Por Mozart Neves Ramos
(Correio Braziliense ‐ Opinião ‐ 05/03/2015)
Para uma área de forte capilaridade social, como a educação, cortes orçamentários da magnitude dos efetuados no orçamento de 2015 podem não só comprometer a continuidade de programas estratégicos, mas também provocar onda de desânimo nas pessoas que têm como missão implementar a política educacional em nosso país. Foi esse o sentimento que tive, nos últimos dias, conversando com reitores, secretários de Educação e técnicos do próprio Ministério da Educação. Esse sentimento se espalha rapidamente nas redes de ensino e nas escolas ‐ o chamado efeito dominó. Além disso, há outro fator em jogo. Orçamento é peça de ficção, que só se torna realidade quando efetivamente liberado o chamado financeiro, e isso vem ocorrendo a conta‐gotas.

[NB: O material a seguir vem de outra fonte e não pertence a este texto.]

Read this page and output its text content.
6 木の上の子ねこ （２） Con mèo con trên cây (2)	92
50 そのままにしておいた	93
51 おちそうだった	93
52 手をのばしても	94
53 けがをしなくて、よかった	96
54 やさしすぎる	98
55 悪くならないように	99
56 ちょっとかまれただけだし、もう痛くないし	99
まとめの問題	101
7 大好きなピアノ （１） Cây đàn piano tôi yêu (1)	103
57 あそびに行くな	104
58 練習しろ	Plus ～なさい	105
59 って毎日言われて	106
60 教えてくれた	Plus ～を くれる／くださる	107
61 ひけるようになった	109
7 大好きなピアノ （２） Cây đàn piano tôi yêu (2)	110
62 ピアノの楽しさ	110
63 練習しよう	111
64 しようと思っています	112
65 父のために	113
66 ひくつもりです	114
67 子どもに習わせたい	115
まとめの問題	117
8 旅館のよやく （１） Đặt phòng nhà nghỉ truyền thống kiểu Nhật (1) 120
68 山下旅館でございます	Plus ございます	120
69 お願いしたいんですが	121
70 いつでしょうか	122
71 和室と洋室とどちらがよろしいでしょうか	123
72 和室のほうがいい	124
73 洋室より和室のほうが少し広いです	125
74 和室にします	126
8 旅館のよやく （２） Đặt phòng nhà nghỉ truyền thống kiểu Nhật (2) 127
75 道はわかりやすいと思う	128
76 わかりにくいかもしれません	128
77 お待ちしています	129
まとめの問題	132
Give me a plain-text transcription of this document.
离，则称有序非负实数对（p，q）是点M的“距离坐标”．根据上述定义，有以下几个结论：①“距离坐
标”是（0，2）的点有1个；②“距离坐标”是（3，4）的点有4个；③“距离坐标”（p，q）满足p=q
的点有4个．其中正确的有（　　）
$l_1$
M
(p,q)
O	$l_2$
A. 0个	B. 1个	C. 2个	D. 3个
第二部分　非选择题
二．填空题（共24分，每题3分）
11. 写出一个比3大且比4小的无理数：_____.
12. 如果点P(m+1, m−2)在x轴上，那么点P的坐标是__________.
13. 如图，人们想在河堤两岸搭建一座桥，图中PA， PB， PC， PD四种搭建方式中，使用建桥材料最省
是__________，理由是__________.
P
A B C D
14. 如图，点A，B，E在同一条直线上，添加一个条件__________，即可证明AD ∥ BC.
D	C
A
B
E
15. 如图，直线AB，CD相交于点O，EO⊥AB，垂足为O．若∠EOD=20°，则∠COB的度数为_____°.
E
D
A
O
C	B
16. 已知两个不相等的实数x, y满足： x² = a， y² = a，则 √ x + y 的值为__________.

O Brasil, nos últimos anos, vinha fazendo enorme esforço para suprir o débito educacional com a população, especialmente no campo do acesso à educação superior e profissionalizante. Atualmente, o país tem 7,2 milhões de estudantes no ensino superior, e precisará dobrar esse número nos próximos 10 anos, de acordo com o atual Plano Nacional de Educação (PNE). Para isso, o Fies, programa em que o governo banca a mensalidade de alunos em instituições privadas de ensino superior, tem papel estratégico. Hoje são cerca de 2 milhões de alunos beneficiados. Forçado pela conjuntura econômica, o governo impôs novas regras de acesso ao programa por parte dos alunos, que poderão afetar drasticamente o crescimento nos próximos anos. De fato, o programa estava se tornando “bola de neve”. Em 2011, os gastos com o Fies eram de R$ 1,8 bilhão, mas, em 2014, alcançaram R$ 13,7 bilhões.
Uma das medidas adotadas consistiu em exigir dos alunos desempenho melhor no Exame Nacional do Ensino Médio (Enem), o que seria absolutamente compreensível se a verdadeira razão não fosse aquela imposta pelas restrições orçamentárias. Na prática, a medida apenas esconde o drama da baixa qualidade do ensino básico no país, que se traduz em número de jovens que nem estudam nem trabalham, a geração “nem nem”, estimada em 10 milhões de jovens de 15 a 29 anos. Uma bomba‐relógio social que explode a cada dia, de maneira mais intensa, nas periferias das grandes cidades.
Um dos caminhos que o próprio governo encontrou para estancar o processo foi a implantação, em 2011, do Pronatec ‐ programa que amplia o acesso à educação técnica profissionalizante. Hoje são cerca de 8 milhões de jovens atendidos. O programa também começa a dar sinais de forte “recessão”, como reflexo da crise econômica que impacta o orçamento da educação.
Os atrasos regulares no repasse das verbas às instituições promotoras vêm causando não apenas apreensão, mas desconfiança em relação ao futuro do programa, já que a qualidade do que está sendo oferecido vem sendo questionada. É preciso também casar melhor a oferta dos cursos com a demanda do comércio e da indústria locais. Outro fator preocupante são as altas taxas de evasão: significativa parcela dos alunos abandona os cursos antes de concluí‐los.
O cenário de restrições orçamentárias também chegou às universidades federais: corte estimado em 30% ‐ outro fator que pode impactar a consolidação dos câmpus recém‐abertos pelo próprio governo, e, portanto, a expansão do acesso ao ensino superior público.
Assim, o sonho de muitos jovens de conseguir diploma de ensino superior e técnico em nosso país ‐ algo que vinha crescendo, especialmente, no imaginário de muitos das classes sociais economicamente menos favorecidas ‐ começa a se tornar distante. A tristeza desse cenário, que traz desesperança ao futuro de muitos jovens, decorre, em grande medida, da corrupção que envolve o dinheiro público. Precisamos banir do país a cultura da corrupção, sob pena de não termos futuro, de não deixarmos legado digno às futuras gerações, sedimentado em valores éticos e morais. É preciso que as gerações vindouras de jovens brasileiros acreditem que só com muito trabalho, esforço, dedicação e estudo poderão ter de fato vida segura e plena. A atual, infelizmente, só tem recebido os piores exemplos. Mas ainda há tempo para recuperá‐la.